Same people. Same room. Same topic. Different intent.


This is just as true when I sit down with AI. If my intent is to get the machine to confirm what I already believe, I’ll frame my questions to lead it there — and it’ll oblige, because that’s what it does. I’ll walk away feeling validated and potentially dead wrong.

If my intent is to find the truth, I ask differently. I challenge what comes back. I say “push back on this” and mean it. I hand over my assumptions and ask the AI to break them. The conversation is harder. The results are better.


Intent is the cornerstone. Not the last thing you think about — the first. If the intent is wrong, every communication skill you have just becomes a sharper tool for manipulation. If the intent is right, even clumsy communication has a chance of getting somewhere real.

Get Them Out

7-40 Challenge | Round 4, Day 32


I went for a walk this afternoon with a small headache and vague tension in my chest — the kind that comes from knowing you have something to get out but not being able to see it clearly yet. By the time I got done, I had a complete framework for the communication course I’ve been circling for months. Ten principles. A product structure. A content engine. None of it existed in any organized form before I started walking.

The ideas were already in my head. They just needed out.


That’s the part most people skip. They sit with ideas swirling, waiting for the moment when it all clicks into place internally before they start. But it doesn’t click inside. It clicks when you get it outside — onto a page, into a voice recording, onto a whiteboard, into a conversation. The act of externalizing is what organizes the thinking, not the other way around.

I’ve written a blog post every day this year. The best ones didn’t come from sitting down with a clear idea. They came from starting with a half-formed thought and watching it take shape as the words came out. The writing did the thinking for me.


I left on the walk this afternoon with tension. I came back with details fleshed out. The only difference was getting it out of my head and into the air.

Grateful

7-40 Challenge | Round 4, Day 31


Some days the most productive thing I do is sit still long enough to realize how much I have.

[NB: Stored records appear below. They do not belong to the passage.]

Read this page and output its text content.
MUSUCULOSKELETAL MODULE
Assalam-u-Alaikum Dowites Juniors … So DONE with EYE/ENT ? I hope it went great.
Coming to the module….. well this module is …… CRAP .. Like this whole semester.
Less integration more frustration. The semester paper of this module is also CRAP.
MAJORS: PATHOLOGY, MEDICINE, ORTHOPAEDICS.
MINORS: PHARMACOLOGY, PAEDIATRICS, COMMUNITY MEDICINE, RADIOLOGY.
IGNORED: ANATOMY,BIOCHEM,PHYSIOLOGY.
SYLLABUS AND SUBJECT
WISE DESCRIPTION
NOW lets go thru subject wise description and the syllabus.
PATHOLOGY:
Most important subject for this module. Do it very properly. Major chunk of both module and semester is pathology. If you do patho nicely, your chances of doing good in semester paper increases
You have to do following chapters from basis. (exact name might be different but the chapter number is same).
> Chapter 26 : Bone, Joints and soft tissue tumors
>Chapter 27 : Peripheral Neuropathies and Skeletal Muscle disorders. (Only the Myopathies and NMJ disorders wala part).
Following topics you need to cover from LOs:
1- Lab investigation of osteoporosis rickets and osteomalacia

A wife who believes in me. A son I get to watch turn into a fantastic godly man. Work that challenges me. Projects that excite me. A faith that holds me together when I can’t hold myself.

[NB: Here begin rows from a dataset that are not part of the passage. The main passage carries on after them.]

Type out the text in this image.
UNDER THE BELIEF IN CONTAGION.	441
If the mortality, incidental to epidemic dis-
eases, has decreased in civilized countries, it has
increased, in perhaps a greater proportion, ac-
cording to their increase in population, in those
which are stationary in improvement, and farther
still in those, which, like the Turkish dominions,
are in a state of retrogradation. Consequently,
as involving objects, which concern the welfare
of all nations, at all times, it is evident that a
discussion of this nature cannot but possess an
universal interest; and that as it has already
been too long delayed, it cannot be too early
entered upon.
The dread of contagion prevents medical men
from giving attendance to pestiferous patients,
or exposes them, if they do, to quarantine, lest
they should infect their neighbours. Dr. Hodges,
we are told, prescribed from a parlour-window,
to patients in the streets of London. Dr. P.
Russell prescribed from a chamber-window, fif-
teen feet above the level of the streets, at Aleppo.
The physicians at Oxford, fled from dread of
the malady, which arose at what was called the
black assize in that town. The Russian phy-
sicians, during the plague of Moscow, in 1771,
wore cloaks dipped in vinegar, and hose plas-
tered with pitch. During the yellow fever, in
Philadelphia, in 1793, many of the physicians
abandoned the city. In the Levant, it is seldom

Not every post needs to be a breakthrough. Some days you just say thank you and mean it.

The Short Letter

7-40 Challenge | Round 4, Day 30


There’s a quote attributed to Blaise Pascal: “I would have written a shorter letter, but I did not have the time.”

Most people read that as a joke about editing. It’s not. It’s one of the truest things ever said about how real clarity works.

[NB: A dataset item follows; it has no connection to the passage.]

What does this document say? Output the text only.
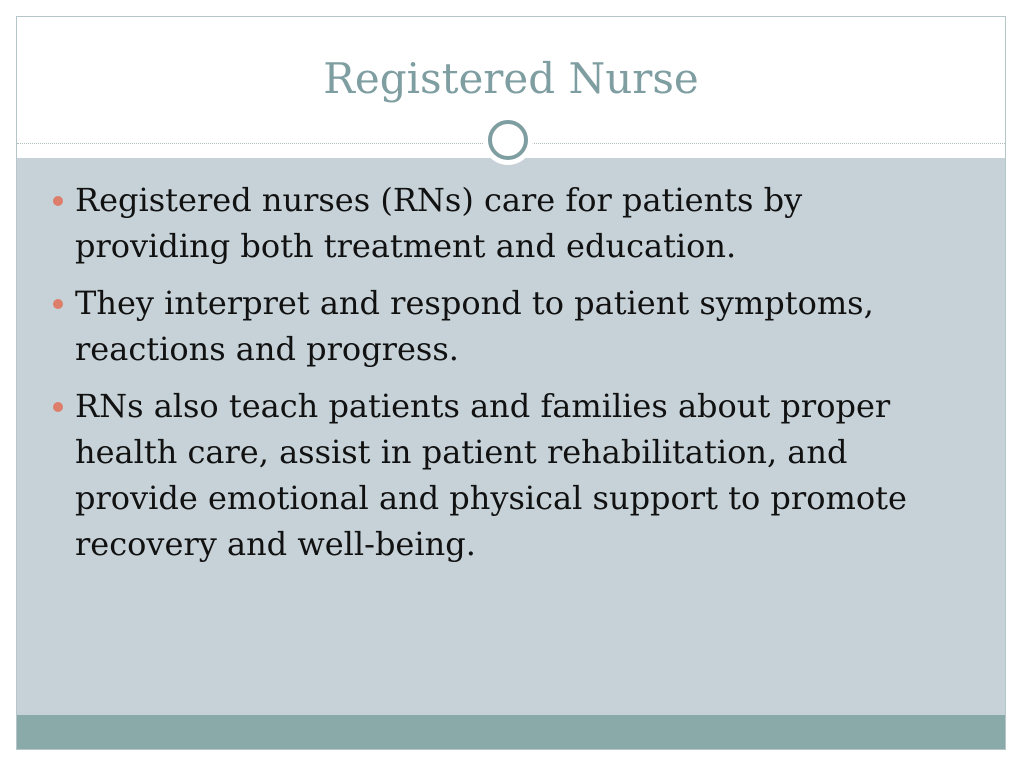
Registered Nurse
Registered nurses (RNs) care for patients by providing both treatment and education.
They interpret and respond to patient symptoms, reactions and progress.
RNs also teach patients and families about proper health care, assist in patient rehabilitation, and provide emotional and physical support to promote recovery and well-being.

The simple version of anything is never where you start. You start with the mess — every idea you have, every angle you can think of, every framework and connection and tangent your brain wants to chase. That’s the long letter. It’s necessary. You have to write it.

But the long letter is not the product. The long letter is the process.

The product is what’s left after you cut everything that doesn’t make Monday morning better for the person holding it. That takes longer than the mess did. It takes focus, honesty, and the willingness to throw away things you’re proud of because they don’t serve the person you’re building for.


I’ve watched this play out in my own work this year. I cut nearly half my first novel in editing — not because the writing was bad, but because I was explaining things the story had already shown. Yesterday I wrote a closing line I loved — a declaration about what I was going to do next. The editorial pass cut it because the essay had already made the point. The line served me. It didn’t serve the reader.

I’ve been developing an AI education product for weeks. It kept growing — more frameworks, more depth, more layers. Then I asked myself what the simplest useful version looked like. The answer fit in one sentence. That is where I am headed.


Simplicity isn’t where you start. It’s where you arrive after doing the hard work of going through everything else first. The short letter takes longer than the long one. But it’s the only one worth sending.